As per our Supported Platforms document, Java 8 is not compatible with JIRA 6.2.x.
The JIRA application must be upgraded to version 6.3 or later to run on Java 8, as per the instructions in the Upgrading JIRA applications document.
Atlassian recommends upgrading to Java 8 for a variety of performance related symptoms, as described above. We have seen significant performance improvements to large scale instances by upgrading to Java 8, including cases where the performance was a lot worse with JIRA 6.3 and above than earlier versions of JIRA when using Java 6/7.

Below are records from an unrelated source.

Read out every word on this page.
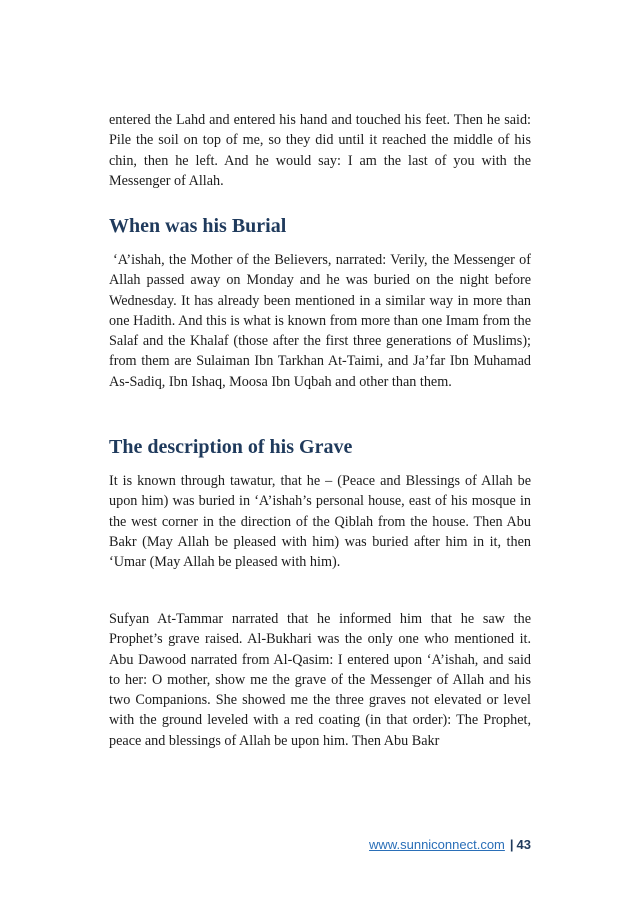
entered the Lahd and entered his hand and touched his feet. Then he said: Pile the soil on top of me, so they did until it reached the middle of his chin, then he left. And he would say: I am the last of you with the Messenger of Allah.

When was his Burial

‘A’ishah, the Mother of the Believers, narrated: Verily, the Messenger of Allah passed away on Monday and he was buried on the night before Wednesday. It has already been mentioned in a similar way in more than one Hadith. And this is what is known from more than one Imam from the Salaf and the Khalaf (those after the first three generations of Muslims); from them are Sulaiman Ibn Tarkhan At-Taimi, and Ja’far Ibn Muhamad As-Sadiq, Ibn Ishaq, Moosa Ibn Uqbah and other than them.

The description of his Grave

It is known through tawatur, that he – (Peace and Blessings of Allah be upon him) was buried in ‘A’ishah’s personal house, east of his mosque in the west corner in the direction of the Qiblah from the house. Then Abu Bakr (May Allah be pleased with him) was buried after him in it, then ‘Umar (May Allah be pleased with him).

Sufyan At-Tammar narrated that he informed him that he saw the Prophet’s grave raised. Al-Bukhari was the only one who mentioned it. Abu Dawood narrated from Al-Qasim: I entered upon ‘A’ishah, and said to her: O mother, show me the grave of the Messenger of Allah and his two Companions. She showed me the three graves not elevated or level with the ground leveled with a red coating (in that order): The Prophet, peace and blessings of Allah be upon him. Then Abu Bakr

www.sunniconnect.com | 43
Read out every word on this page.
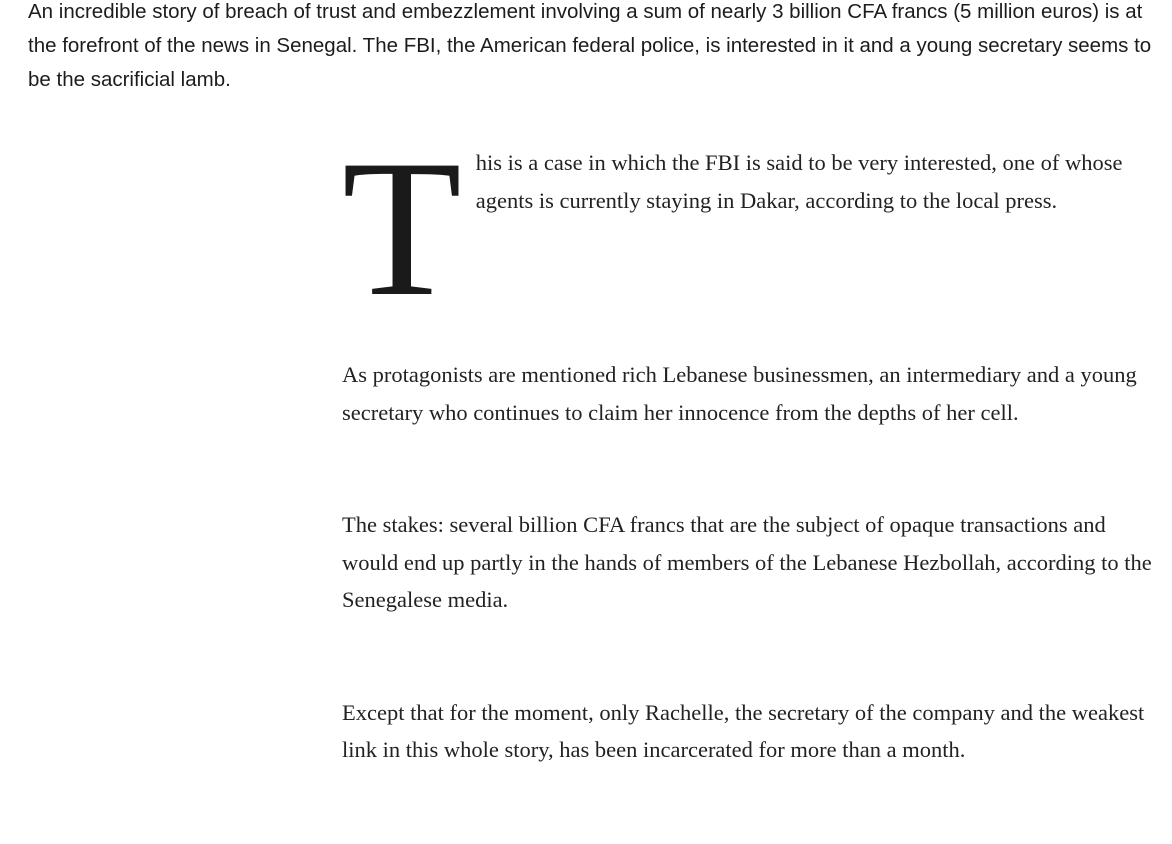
An incredible story of breach of trust and embezzlement involving a sum of nearly 3 billion CFA francs (5 million euros) is at the forefront of the news in Senegal. The FBI, the American federal police, is interested in it and a young secretary seems to be the sacrificial lamb.

T his is a case in which the FBI is said to be very interested, one of whose agents is currently staying in Dakar, according to the local press.

As protagonists are mentioned rich Lebanese businessmen, an intermediary and a young secretary who continues to claim her innocence from the depths of her cell.

The stakes: several billion CFA francs that are the subject of opaque transactions and would end up partly in the hands of members of the Lebanese Hezbollah, according to the Senegalese media.

Except that for the moment, only Rachelle, the secretary of the company and the weakest link in this whole story, has been incarcerated for more than a month.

Due to the JVM bug described in the JIRA Crashes due to Segmentation Fault in Java 8 JVM document, we recommend upgrading Java to 1.8.0_40 or later. For more information about how to switch the Java Virtual Machine used by JIRA applications, please refer to the links below:
For customers running large or enterprise scale instances (see Jira Sizing Guide for the definition), we highly recommend increasing the CodeCache size to prevent the errors described in the JIRA crashes due to CodeCache is full. Compiler has been disabled document.